= Oak Hill Gazette =

Oak Hill Gazette is a former weekly community newspaper serving the Oak Hill area of southwest Austin, Texas since 1995. The Gazette is published every Wednesday and has a circulation that varies from 5,000 to 6,500. The newspaper's scope is hyper-local, covering only southwest Austin area news. The Gazette appears to be defunct, as the website has not been updated since 2017, and their Facebook page has not been updated since 2013.

The Oak Hill Association of Neighborhoods claims the Gazette is the best place to find local school news.

The paper does not run political endorsements or editorials but does publish user-generated Letters to the Editor and opinion pieces.

In 2007, the Oak Hill Gazette tied with The Onion in the Austin Chronicle newspaper's Best of Austin readers' poll as "Best Local Non-Chronicle Publication." In 2008, the Oak Hill Gazette won the poll outright.

==The publishers==
Owners and publishers, Will Atkins and Penelope Levers (husband and wife), are native Austinites who have been publishing weekly community newspapers since 1985.

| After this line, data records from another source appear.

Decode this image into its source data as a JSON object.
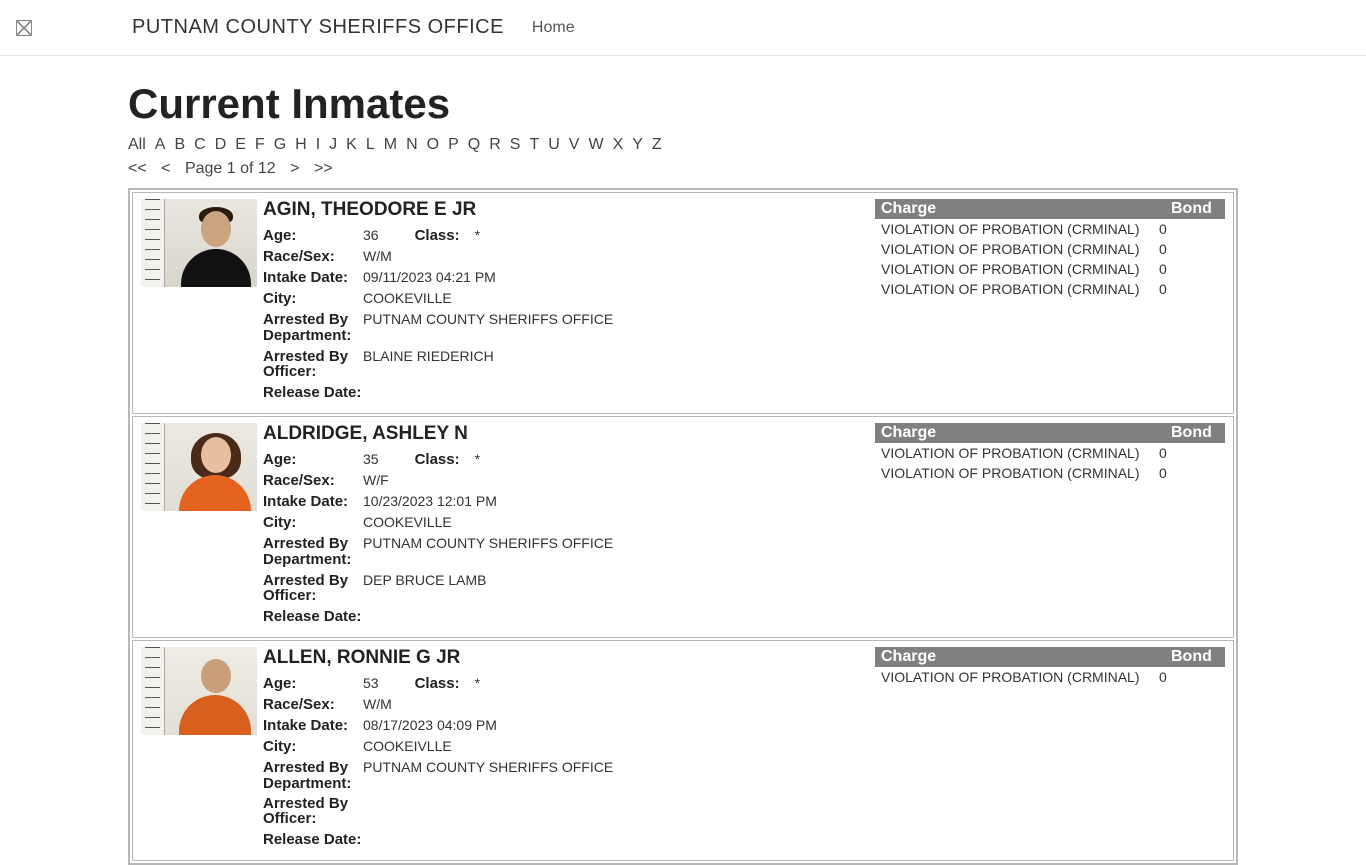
{
  "header": {
    "brand": "PUTNAM COUNTY SHERIFFS OFFICE",
    "home": "Home"
  },
  "page_title": "Current Inmates",
  "alpha_filters": [
    "All",
    "A",
    "B",
    "C",
    "D",
    "E",
    "F",
    "G",
    "H",
    "I",
    "J",
    "K",
    "L",
    "M",
    "N",
    "O",
    "P",
    "Q",
    "R",
    "S",
    "T",
    "U",
    "V",
    "W",
    "X",
    "Y",
    "Z"
  ],
  "pager": {
    "first": "<<",
    "prev": "<",
    "label": "Page 1 of 12",
    "next": ">",
    "last": ">>"
  },
  "labels": {
    "age": "Age:",
    "class": "Class:",
    "race_sex": "Race/Sex:",
    "intake": "Intake Date:",
    "city": "City:",
    "dept": "Arrested By Department:",
    "officer": "Arrested By Officer:",
    "release": "Release Date:",
    "charge": "Charge",
    "bond": "Bond"
  },
  "inmates": [
    {
      "name": "AGIN, THEODORE E JR",
      "age": "36",
      "class": "*",
      "race_sex": "W/M",
      "intake": "09/11/2023 04:21 PM",
      "city": "COOKEVILLE",
      "dept": "PUTNAM COUNTY SHERIFFS OFFICE",
      "officer": "BLAINE RIEDERICH",
      "release": "",
      "mug": "a",
      "charges": [
        {
          "desc": "VIOLATION OF PROBATION (CRMINAL)",
          "bond": "0"
        },
        {
          "desc": "VIOLATION OF PROBATION (CRMINAL)",
          "bond": "0"
        },
        {
          "desc": "VIOLATION OF PROBATION (CRMINAL)",
          "bond": "0"
        },
        {
          "desc": "VIOLATION OF PROBATION (CRMINAL)",
          "bond": "0"
        }
      ]
    },
    {
      "name": "ALDRIDGE, ASHLEY N",
      "age": "35",
      "class": "*",
      "race_sex": "W/F",
      "intake": "10/23/2023 12:01 PM",
      "city": "COOKEVILLE",
      "dept": "PUTNAM COUNTY SHERIFFS OFFICE",
      "officer": "DEP BRUCE LAMB",
      "release": "",
      "mug": "b",
      "charges": [
        {
          "desc": "VIOLATION OF PROBATION (CRMINAL)",
          "bond": "0"
        },
        {
          "desc": "VIOLATION OF PROBATION (CRMINAL)",
          "bond": "0"
        }
      ]
    },
    {
      "name": "ALLEN, RONNIE G JR",
      "age": "53",
      "class": "*",
      "race_sex": "W/M",
      "intake": "08/17/2023 04:09 PM",
      "city": "COOKEIVLLE",
      "dept": "PUTNAM COUNTY SHERIFFS OFFICE",
      "officer": "",
      "release": "",
      "mug": "c",
      "charges": [
        {
          "desc": "VIOLATION OF PROBATION (CRMINAL)",
          "bond": "0"
        }
      ]
    }
  ]
}
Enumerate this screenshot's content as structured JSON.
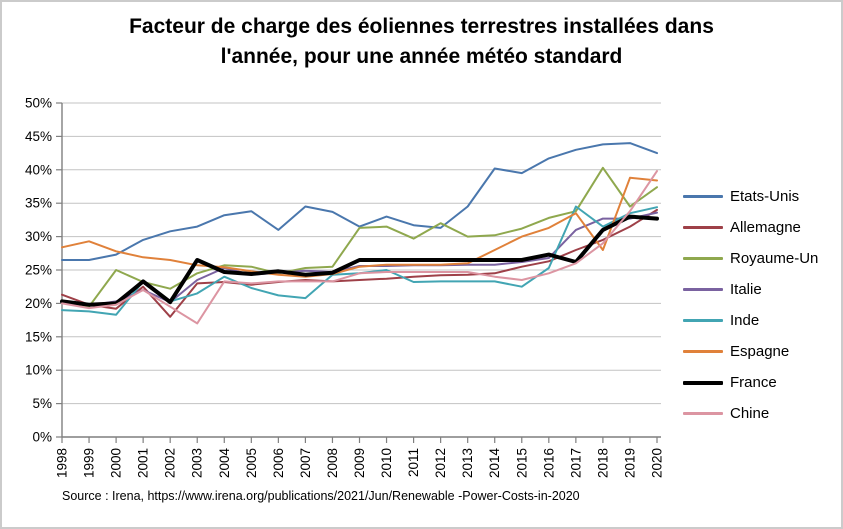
{
  "page": {
    "title_line1": "Facteur de charge des éoliennes terrestres installées dans",
    "title_line2": "l'année, pour une année météo standard",
    "source": "Source : Irena, https://www.irena.org/publications/2021/Jun/Renewable -Power-Costs-in-2020"
  },
  "chart_data": {
    "type": "line",
    "title": "Facteur de charge des éoliennes terrestres installées dans l'année, pour une année météo standard",
    "xlabel": "",
    "ylabel": "",
    "x": [
      1998,
      1999,
      2000,
      2001,
      2002,
      2003,
      2004,
      2005,
      2006,
      2007,
      2008,
      2009,
      2010,
      2011,
      2012,
      2013,
      2014,
      2015,
      2016,
      2017,
      2018,
      2019,
      2020
    ],
    "ylim": [
      0,
      50
    ],
    "ytick_step": 5,
    "ytick_labels": [
      "0%",
      "5%",
      "10%",
      "15%",
      "20%",
      "25%",
      "30%",
      "35%",
      "40%",
      "45%",
      "50%"
    ],
    "grid": true,
    "legend_position": "right",
    "axis_color": "#7f7f7f",
    "grid_color": "#c3c3c3",
    "series": [
      {
        "name": "Etats-Unis",
        "color": "#4a77ad",
        "width": 2,
        "values": [
          26.5,
          26.5,
          27.3,
          29.5,
          30.8,
          31.5,
          33.2,
          33.8,
          31.0,
          34.5,
          33.7,
          31.5,
          33.0,
          31.7,
          31.3,
          34.5,
          40.2,
          39.5,
          41.7,
          43.0,
          43.8,
          44.0,
          42.5
        ]
      },
      {
        "name": "Allemagne",
        "color": "#9e4048",
        "width": 2,
        "values": [
          21.3,
          19.8,
          19.2,
          22.5,
          18.0,
          23.0,
          23.2,
          22.8,
          23.2,
          23.5,
          23.3,
          23.5,
          23.7,
          24.0,
          24.2,
          24.3,
          24.5,
          25.5,
          26.3,
          28.0,
          29.5,
          31.5,
          34.0
        ]
      },
      {
        "name": "Royaume-Un",
        "color": "#8fa84e",
        "width": 2,
        "values": [
          20.2,
          19.5,
          25.0,
          23.2,
          22.2,
          24.5,
          25.7,
          25.5,
          24.5,
          25.3,
          25.5,
          31.3,
          31.5,
          29.7,
          32.0,
          30.0,
          30.2,
          31.2,
          32.8,
          33.8,
          40.3,
          34.5,
          37.4
        ]
      },
      {
        "name": "Italie",
        "color": "#7a62a0",
        "width": 2,
        "values": [
          20.2,
          19.7,
          20.3,
          22.0,
          20.2,
          23.5,
          25.3,
          24.3,
          24.6,
          24.9,
          24.7,
          25.6,
          25.6,
          25.7,
          25.7,
          25.8,
          25.8,
          26.2,
          26.8,
          31.0,
          32.7,
          32.7,
          33.6
        ]
      },
      {
        "name": "Inde",
        "color": "#42a5b3",
        "width": 2,
        "values": [
          19.0,
          18.8,
          18.3,
          23.3,
          20.3,
          21.5,
          24.0,
          22.3,
          21.2,
          20.8,
          24.3,
          24.5,
          25.0,
          23.2,
          23.3,
          23.3,
          23.3,
          22.5,
          25.3,
          34.5,
          31.5,
          33.5,
          34.4
        ]
      },
      {
        "name": "Espagne",
        "color": "#e0813a",
        "width": 2,
        "values": [
          28.4,
          29.3,
          27.8,
          26.9,
          26.5,
          25.7,
          25.4,
          24.8,
          24.3,
          24.0,
          24.4,
          25.5,
          25.8,
          25.8,
          25.8,
          26.0,
          28.0,
          30.0,
          31.3,
          33.5,
          28.0,
          38.8,
          38.4
        ]
      },
      {
        "name": "France",
        "color": "#000000",
        "width": 4,
        "values": [
          20.3,
          19.8,
          20.0,
          23.3,
          20.2,
          26.5,
          24.7,
          24.4,
          24.8,
          24.3,
          24.6,
          26.5,
          26.5,
          26.5,
          26.5,
          26.5,
          26.5,
          26.5,
          27.3,
          26.2,
          31.0,
          33.0,
          32.7
        ]
      },
      {
        "name": "Chine",
        "color": "#dc95a2",
        "width": 2,
        "values": [
          20.0,
          19.3,
          19.8,
          22.0,
          19.5,
          17.0,
          23.3,
          23.0,
          23.3,
          23.3,
          23.3,
          24.5,
          24.7,
          24.7,
          24.7,
          24.7,
          24.0,
          23.5,
          24.5,
          26.0,
          29.0,
          33.8,
          39.8
        ]
      }
    ]
  }
}
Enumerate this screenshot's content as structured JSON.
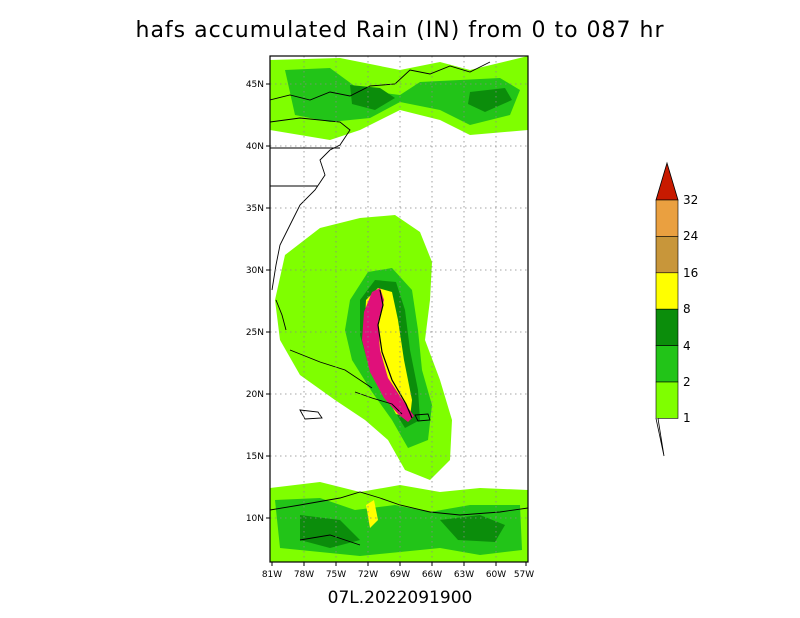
{
  "title": "hafs accumulated Rain (IN) from 0 to 087 hr",
  "footer": "07L.2022091900",
  "map": {
    "lon_labels": [
      "81W",
      "78W",
      "75W",
      "72W",
      "69W",
      "66W",
      "63W",
      "60W",
      "57W"
    ],
    "lat_labels": [
      "45N",
      "40N",
      "35N",
      "30N",
      "25N",
      "20N",
      "15N",
      "10N"
    ],
    "grid": "dotted"
  },
  "colorbar": {
    "levels": [
      "1",
      "2",
      "4",
      "8",
      "16",
      "24",
      "32"
    ],
    "colors": [
      "#7fff00",
      "#22c418",
      "#0b8d0b",
      "#ffff00",
      "#c8963a",
      "#eaa040",
      "#c81a00"
    ]
  },
  "palette": {
    "rain_light": "#7fff00",
    "rain_mid": "#22c418",
    "rain_dark": "#0b8d0b",
    "rain_yellow": "#ffff00",
    "track": "#e0107a"
  }
}
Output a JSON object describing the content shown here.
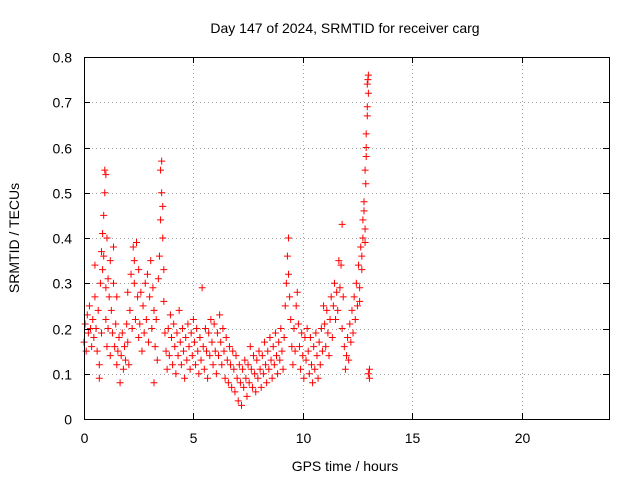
{
  "chart_data": {
    "type": "scatter",
    "title": "Day 147 of 2024, SRMTID for receiver carg",
    "xlabel": "GPS time / hours",
    "ylabel": "SRMTID / TECUs",
    "xlim": [
      0,
      24
    ],
    "ylim": [
      0,
      0.8
    ],
    "xticks": [
      0,
      5,
      10,
      15,
      20
    ],
    "yticks": [
      0,
      0.1,
      0.2,
      0.3,
      0.4,
      0.5,
      0.6,
      0.7,
      0.8
    ],
    "xtick_labels": [
      "0",
      "5",
      "10",
      "15",
      "20"
    ],
    "ytick_labels": [
      "0",
      "0.1",
      "0.2",
      "0.3",
      "0.4",
      "0.5",
      "0.6",
      "0.7",
      "0.8"
    ],
    "grid": true,
    "marker": "plus",
    "marker_color": "#ff0000",
    "series": [
      {
        "name": "SRMTID",
        "points": [
          [
            0.0,
            0.17
          ],
          [
            0.05,
            0.21
          ],
          [
            0.1,
            0.15
          ],
          [
            0.15,
            0.23
          ],
          [
            0.2,
            0.19
          ],
          [
            0.25,
            0.25
          ],
          [
            0.3,
            0.2
          ],
          [
            0.35,
            0.16
          ],
          [
            0.4,
            0.22
          ],
          [
            0.45,
            0.18
          ],
          [
            0.5,
            0.27
          ],
          [
            0.5,
            0.34
          ],
          [
            0.55,
            0.2
          ],
          [
            0.6,
            0.15
          ],
          [
            0.65,
            0.24
          ],
          [
            0.7,
            0.12
          ],
          [
            0.7,
            0.09
          ],
          [
            0.75,
            0.3
          ],
          [
            0.8,
            0.19
          ],
          [
            0.8,
            0.37
          ],
          [
            0.85,
            0.33
          ],
          [
            0.85,
            0.41
          ],
          [
            0.9,
            0.36
          ],
          [
            0.9,
            0.45
          ],
          [
            0.95,
            0.5
          ],
          [
            0.95,
            0.55
          ],
          [
            1.0,
            0.54
          ],
          [
            1.0,
            0.29
          ],
          [
            1.0,
            0.22
          ],
          [
            1.05,
            0.4
          ],
          [
            1.05,
            0.16
          ],
          [
            1.1,
            0.31
          ],
          [
            1.1,
            0.2
          ],
          [
            1.15,
            0.27
          ],
          [
            1.2,
            0.14
          ],
          [
            1.2,
            0.35
          ],
          [
            1.25,
            0.24
          ],
          [
            1.3,
            0.19
          ],
          [
            1.35,
            0.38
          ],
          [
            1.35,
            0.3
          ],
          [
            1.4,
            0.16
          ],
          [
            1.45,
            0.21
          ],
          [
            1.5,
            0.12
          ],
          [
            1.5,
            0.27
          ],
          [
            1.55,
            0.15
          ],
          [
            1.6,
            0.18
          ],
          [
            1.65,
            0.08
          ],
          [
            1.7,
            0.14
          ],
          [
            1.75,
            0.19
          ],
          [
            1.8,
            0.11
          ],
          [
            1.85,
            0.16
          ],
          [
            1.9,
            0.13
          ],
          [
            1.95,
            0.21
          ],
          [
            2.0,
            0.17
          ],
          [
            2.0,
            0.28
          ],
          [
            2.05,
            0.12
          ],
          [
            2.1,
            0.24
          ],
          [
            2.15,
            0.32
          ],
          [
            2.2,
            0.2
          ],
          [
            2.25,
            0.38
          ],
          [
            2.3,
            0.3
          ],
          [
            2.3,
            0.35
          ],
          [
            2.35,
            0.22
          ],
          [
            2.4,
            0.39
          ],
          [
            2.45,
            0.27
          ],
          [
            2.5,
            0.18
          ],
          [
            2.5,
            0.33
          ],
          [
            2.55,
            0.21
          ],
          [
            2.6,
            0.28
          ],
          [
            2.65,
            0.15
          ],
          [
            2.7,
            0.25
          ],
          [
            2.75,
            0.19
          ],
          [
            2.8,
            0.3
          ],
          [
            2.85,
            0.22
          ],
          [
            2.9,
            0.32
          ],
          [
            2.95,
            0.17
          ],
          [
            3.0,
            0.27
          ],
          [
            3.05,
            0.35
          ],
          [
            3.1,
            0.2
          ],
          [
            3.15,
            0.29
          ],
          [
            3.2,
            0.08
          ],
          [
            3.2,
            0.24
          ],
          [
            3.25,
            0.16
          ],
          [
            3.3,
            0.22
          ],
          [
            3.35,
            0.13
          ],
          [
            3.4,
            0.31
          ],
          [
            3.45,
            0.36
          ],
          [
            3.5,
            0.44
          ],
          [
            3.5,
            0.55
          ],
          [
            3.55,
            0.5
          ],
          [
            3.55,
            0.57
          ],
          [
            3.6,
            0.47
          ],
          [
            3.6,
            0.4
          ],
          [
            3.65,
            0.33
          ],
          [
            3.65,
            0.26
          ],
          [
            3.7,
            0.19
          ],
          [
            3.75,
            0.15
          ],
          [
            3.8,
            0.11
          ],
          [
            3.85,
            0.2
          ],
          [
            3.9,
            0.14
          ],
          [
            3.95,
            0.23
          ],
          [
            4.0,
            0.18
          ],
          [
            4.05,
            0.12
          ],
          [
            4.1,
            0.21
          ],
          [
            4.15,
            0.16
          ],
          [
            4.2,
            0.1
          ],
          [
            4.25,
            0.19
          ],
          [
            4.3,
            0.14
          ],
          [
            4.35,
            0.24
          ],
          [
            4.4,
            0.17
          ],
          [
            4.45,
            0.12
          ],
          [
            4.5,
            0.2
          ],
          [
            4.55,
            0.15
          ],
          [
            4.6,
            0.09
          ],
          [
            4.65,
            0.18
          ],
          [
            4.7,
            0.13
          ],
          [
            4.75,
            0.21
          ],
          [
            4.8,
            0.16
          ],
          [
            4.85,
            0.11
          ],
          [
            4.9,
            0.19
          ],
          [
            4.95,
            0.14
          ],
          [
            5.0,
            0.22
          ],
          [
            5.05,
            0.17
          ],
          [
            5.1,
            0.12
          ],
          [
            5.15,
            0.2
          ],
          [
            5.2,
            0.15
          ],
          [
            5.25,
            0.1
          ],
          [
            5.3,
            0.18
          ],
          [
            5.35,
            0.13
          ],
          [
            5.4,
            0.29
          ],
          [
            5.45,
            0.16
          ],
          [
            5.5,
            0.11
          ],
          [
            5.55,
            0.2
          ],
          [
            5.6,
            0.15
          ],
          [
            5.65,
            0.09
          ],
          [
            5.7,
            0.19
          ],
          [
            5.75,
            0.14
          ],
          [
            5.8,
            0.22
          ],
          [
            5.85,
            0.17
          ],
          [
            5.9,
            0.12
          ],
          [
            5.95,
            0.21
          ],
          [
            6.0,
            0.15
          ],
          [
            6.05,
            0.1
          ],
          [
            6.1,
            0.19
          ],
          [
            6.15,
            0.14
          ],
          [
            6.2,
            0.23
          ],
          [
            6.25,
            0.17
          ],
          [
            6.3,
            0.12
          ],
          [
            6.35,
            0.2
          ],
          [
            6.4,
            0.15
          ],
          [
            6.45,
            0.09
          ],
          [
            6.5,
            0.18
          ],
          [
            6.55,
            0.13
          ],
          [
            6.6,
            0.08
          ],
          [
            6.65,
            0.16
          ],
          [
            6.7,
            0.12
          ],
          [
            6.75,
            0.07
          ],
          [
            6.8,
            0.15
          ],
          [
            6.85,
            0.11
          ],
          [
            6.9,
            0.06
          ],
          [
            6.95,
            0.14
          ],
          [
            7.0,
            0.09
          ],
          [
            7.05,
            0.04
          ],
          [
            7.1,
            0.12
          ],
          [
            7.15,
            0.08
          ],
          [
            7.2,
            0.03
          ],
          [
            7.25,
            0.11
          ],
          [
            7.3,
            0.07
          ],
          [
            7.35,
            0.13
          ],
          [
            7.4,
            0.09
          ],
          [
            7.45,
            0.05
          ],
          [
            7.5,
            0.12
          ],
          [
            7.55,
            0.08
          ],
          [
            7.6,
            0.16
          ],
          [
            7.65,
            0.11
          ],
          [
            7.7,
            0.07
          ],
          [
            7.75,
            0.14
          ],
          [
            7.8,
            0.1
          ],
          [
            7.85,
            0.06
          ],
          [
            7.9,
            0.13
          ],
          [
            7.95,
            0.09
          ],
          [
            8.0,
            0.15
          ],
          [
            8.05,
            0.11
          ],
          [
            8.1,
            0.07
          ],
          [
            8.15,
            0.14
          ],
          [
            8.2,
            0.1
          ],
          [
            8.25,
            0.17
          ],
          [
            8.3,
            0.12
          ],
          [
            8.35,
            0.08
          ],
          [
            8.4,
            0.15
          ],
          [
            8.45,
            0.11
          ],
          [
            8.5,
            0.18
          ],
          [
            8.55,
            0.13
          ],
          [
            8.6,
            0.09
          ],
          [
            8.65,
            0.16
          ],
          [
            8.7,
            0.12
          ],
          [
            8.75,
            0.19
          ],
          [
            8.8,
            0.14
          ],
          [
            8.85,
            0.1
          ],
          [
            8.9,
            0.17
          ],
          [
            8.95,
            0.13
          ],
          [
            9.0,
            0.2
          ],
          [
            9.05,
            0.15
          ],
          [
            9.1,
            0.11
          ],
          [
            9.15,
            0.18
          ],
          [
            9.2,
            0.25
          ],
          [
            9.25,
            0.3
          ],
          [
            9.3,
            0.36
          ],
          [
            9.35,
            0.4
          ],
          [
            9.35,
            0.32
          ],
          [
            9.4,
            0.27
          ],
          [
            9.45,
            0.22
          ],
          [
            9.5,
            0.16
          ],
          [
            9.55,
            0.12
          ],
          [
            9.6,
            0.2
          ],
          [
            9.65,
            0.15
          ],
          [
            9.7,
            0.25
          ],
          [
            9.75,
            0.28
          ],
          [
            9.8,
            0.21
          ],
          [
            9.85,
            0.16
          ],
          [
            9.9,
            0.11
          ],
          [
            9.95,
            0.19
          ],
          [
            10.0,
            0.14
          ],
          [
            10.05,
            0.09
          ],
          [
            10.1,
            0.18
          ],
          [
            10.15,
            0.13
          ],
          [
            10.2,
            0.2
          ],
          [
            10.25,
            0.15
          ],
          [
            10.3,
            0.1
          ],
          [
            10.35,
            0.18
          ],
          [
            10.4,
            0.12
          ],
          [
            10.45,
            0.08
          ],
          [
            10.5,
            0.16
          ],
          [
            10.55,
            0.11
          ],
          [
            10.6,
            0.19
          ],
          [
            10.65,
            0.14
          ],
          [
            10.7,
            0.09
          ],
          [
            10.75,
            0.17
          ],
          [
            10.8,
            0.12
          ],
          [
            10.85,
            0.2
          ],
          [
            10.9,
            0.15
          ],
          [
            10.95,
            0.25
          ],
          [
            11.0,
            0.21
          ],
          [
            11.05,
            0.16
          ],
          [
            11.1,
            0.24
          ],
          [
            11.15,
            0.19
          ],
          [
            11.2,
            0.14
          ],
          [
            11.25,
            0.22
          ],
          [
            11.3,
            0.27
          ],
          [
            11.35,
            0.18
          ],
          [
            11.4,
            0.25
          ],
          [
            11.45,
            0.3
          ],
          [
            11.5,
            0.22
          ],
          [
            11.55,
            0.28
          ],
          [
            11.6,
            0.24
          ],
          [
            11.65,
            0.35
          ],
          [
            11.7,
            0.29
          ],
          [
            11.75,
            0.34
          ],
          [
            11.8,
            0.43
          ],
          [
            11.8,
            0.2
          ],
          [
            11.85,
            0.27
          ],
          [
            11.9,
            0.16
          ],
          [
            11.95,
            0.11
          ],
          [
            12.0,
            0.14
          ],
          [
            12.05,
            0.18
          ],
          [
            12.1,
            0.13
          ],
          [
            12.15,
            0.21
          ],
          [
            12.2,
            0.17
          ],
          [
            12.25,
            0.24
          ],
          [
            12.3,
            0.19
          ],
          [
            12.35,
            0.27
          ],
          [
            12.4,
            0.22
          ],
          [
            12.45,
            0.3
          ],
          [
            12.5,
            0.25
          ],
          [
            12.55,
            0.34
          ],
          [
            12.6,
            0.29
          ],
          [
            12.65,
            0.38
          ],
          [
            12.7,
            0.33
          ],
          [
            12.75,
            0.44
          ],
          [
            12.8,
            0.48
          ],
          [
            12.85,
            0.39
          ],
          [
            12.85,
            0.55
          ],
          [
            12.9,
            0.58
          ],
          [
            12.9,
            0.63
          ],
          [
            12.95,
            0.69
          ],
          [
            12.95,
            0.74
          ],
          [
            13.0,
            0.76
          ],
          [
            13.0,
            0.72
          ],
          [
            13.0,
            0.1
          ],
          [
            13.05,
            0.09
          ],
          [
            13.05,
            0.11
          ],
          [
            12.6,
            0.26
          ],
          [
            12.7,
            0.36
          ],
          [
            12.75,
            0.4
          ],
          [
            12.8,
            0.46
          ],
          [
            12.85,
            0.42
          ],
          [
            12.95,
            0.67
          ],
          [
            12.98,
            0.75
          ],
          [
            12.9,
            0.6
          ],
          [
            12.88,
            0.52
          ]
        ]
      }
    ]
  }
}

Atkins and Levers founded The Mountain Villager, a weekly tabloid newspaper in Jericho, Vermont, which they published from 1985 - 1991. After selling that paper, they started another weekly, The Cambridge Chronicle in Cambridge, Vermont, which they published from 1991 - 1994 and then the Morrisville Messenger, which they published from 1993 - 1994. In 1995 they moved back to Austin, Texas and started the Oak Hill Gazette.